If the liner being run into the wellbore is short in length or very light in weight, it can be challenging to determine whether the running tools have been released from the liner by simply raising the landing string. Difficulty in determining whether the running tools have been released can also be incurred if the well is deviated or horizontal. Release of the running tools from the liner can be determined by a loss of weight from the landing string. To overcome this challenge, liners may also be run with hold down devices, such as a hydraulic actuated hold down sub that provides a means of anchoring the liner so that it will resist upward movement. Also bi-directional gripping slip devices are known to maintain the compressive force in the slips that is applied to the liner hanger after it is set. However, if the liner is in a deviated well, then applying adequate compressive force can prove difficult due to the frictional drag created between the wellbore and the landing string. Currently, hold-down devices and known bi-directional slip devices add considerable complexity to the liner hanger assembly, in particular when utilized with rotating liner applications.
As a liner is run into a wellbore, fluid along with cuttings and other solids are displaced from the well bore and urged past the outside of the liner. When the fluid traverses past the top of the PBR and the running tools, the velocity of the fluid decreases due to entering a larger annulus.

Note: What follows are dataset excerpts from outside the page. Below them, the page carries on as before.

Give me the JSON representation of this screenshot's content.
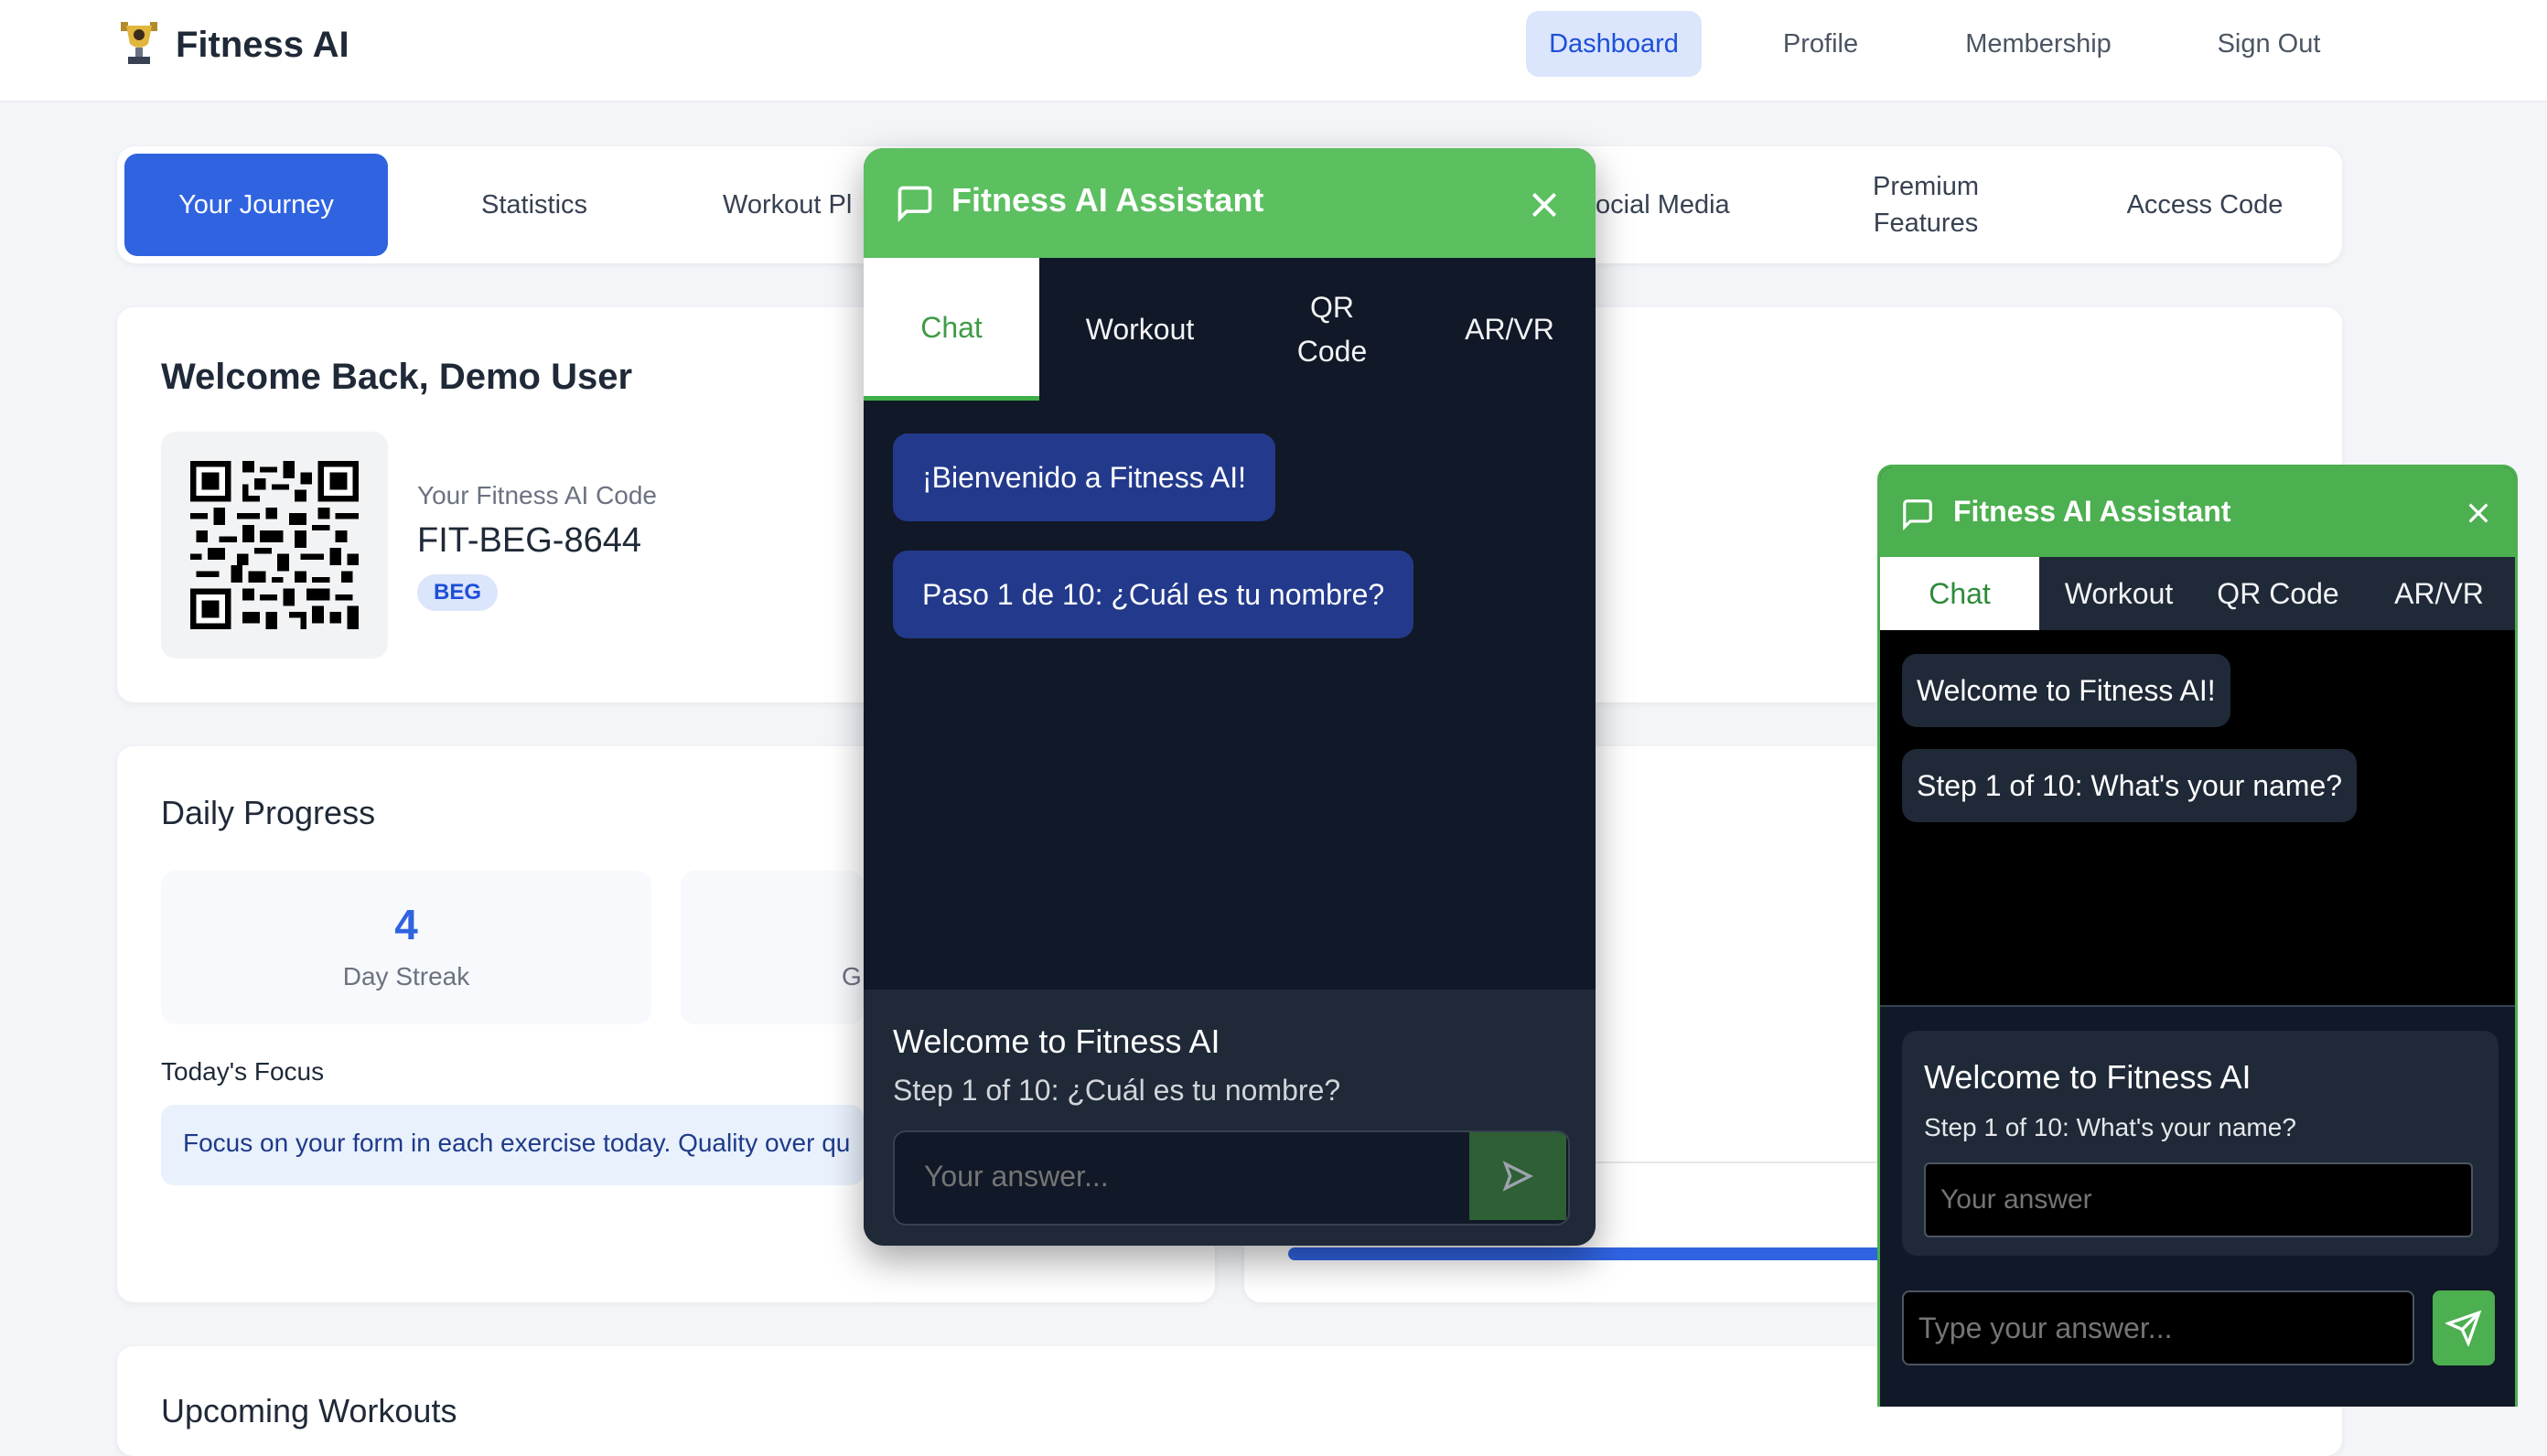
{
  "app": {
    "title": "Fitness AI"
  },
  "nav": {
    "dashboard": "Dashboard",
    "profile": "Profile",
    "membership": "Membership",
    "signout": "Sign Out"
  },
  "tabs": {
    "journey": "Your Journey",
    "statistics": "Statistics",
    "workout_plan": "Workout Pl",
    "social_media": "ocial Media",
    "premium": "Premium Features",
    "access_code": "Access Code"
  },
  "welcome": {
    "title": "Welcome Back, Demo User",
    "code_label": "Your Fitness AI Code",
    "code_value": "FIT-BEG-8644",
    "badge": "BEG"
  },
  "progress": {
    "title": "Daily Progress",
    "streak_value": "4",
    "streak_label": "Day Streak",
    "second_label_partial": "G",
    "focus_label": "Today's Focus",
    "focus_text": "Focus on your form in each exercise today. Quality over qu",
    "progress_fraction": 0.75
  },
  "bottom_card": {
    "title_partial": "Upcoming Workouts"
  },
  "chat_large": {
    "title": "Fitness AI Assistant",
    "tabs": [
      "Chat",
      "Workout",
      "QR Code",
      "AR/VR"
    ],
    "messages": [
      "¡Bienvenido a Fitness AI!",
      "Paso 1 de 10: ¿Cuál es tu nombre?"
    ],
    "footer_title": "Welcome to Fitness AI",
    "footer_step": "Step 1 of 10: ¿Cuál es tu nombre?",
    "input_placeholder": "Your answer..."
  },
  "chat_small": {
    "title": "Fitness AI Assistant",
    "tabs": [
      "Chat",
      "Workout",
      "QR Code",
      "AR/VR"
    ],
    "messages": [
      "Welcome to Fitness AI!",
      "Step 1 of 10: What's your name?"
    ],
    "form_title": "Welcome to Fitness AI",
    "form_step": "Step 1 of 10: What's your name?",
    "form_placeholder": "Your answer",
    "input_placeholder": "Type your answer..."
  },
  "colors": {
    "primary": "#2f63e0",
    "chat_green": "#5cbf60",
    "chat_dark": "#111827",
    "bubble_blue": "#233a8c"
  }
}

This decrease in fluid velocity negatively affects the ability of the fluid to carry solids and therefore, causes the heavier solids in the fluid to accumulate at the top of the liner. Consequently, the solids may enter the area around the running tools located within the PBR causing difficulties in releasing or retrieving the running tools.
Therefore, there is a need for an improved device and method for setting a liner within a wellbore.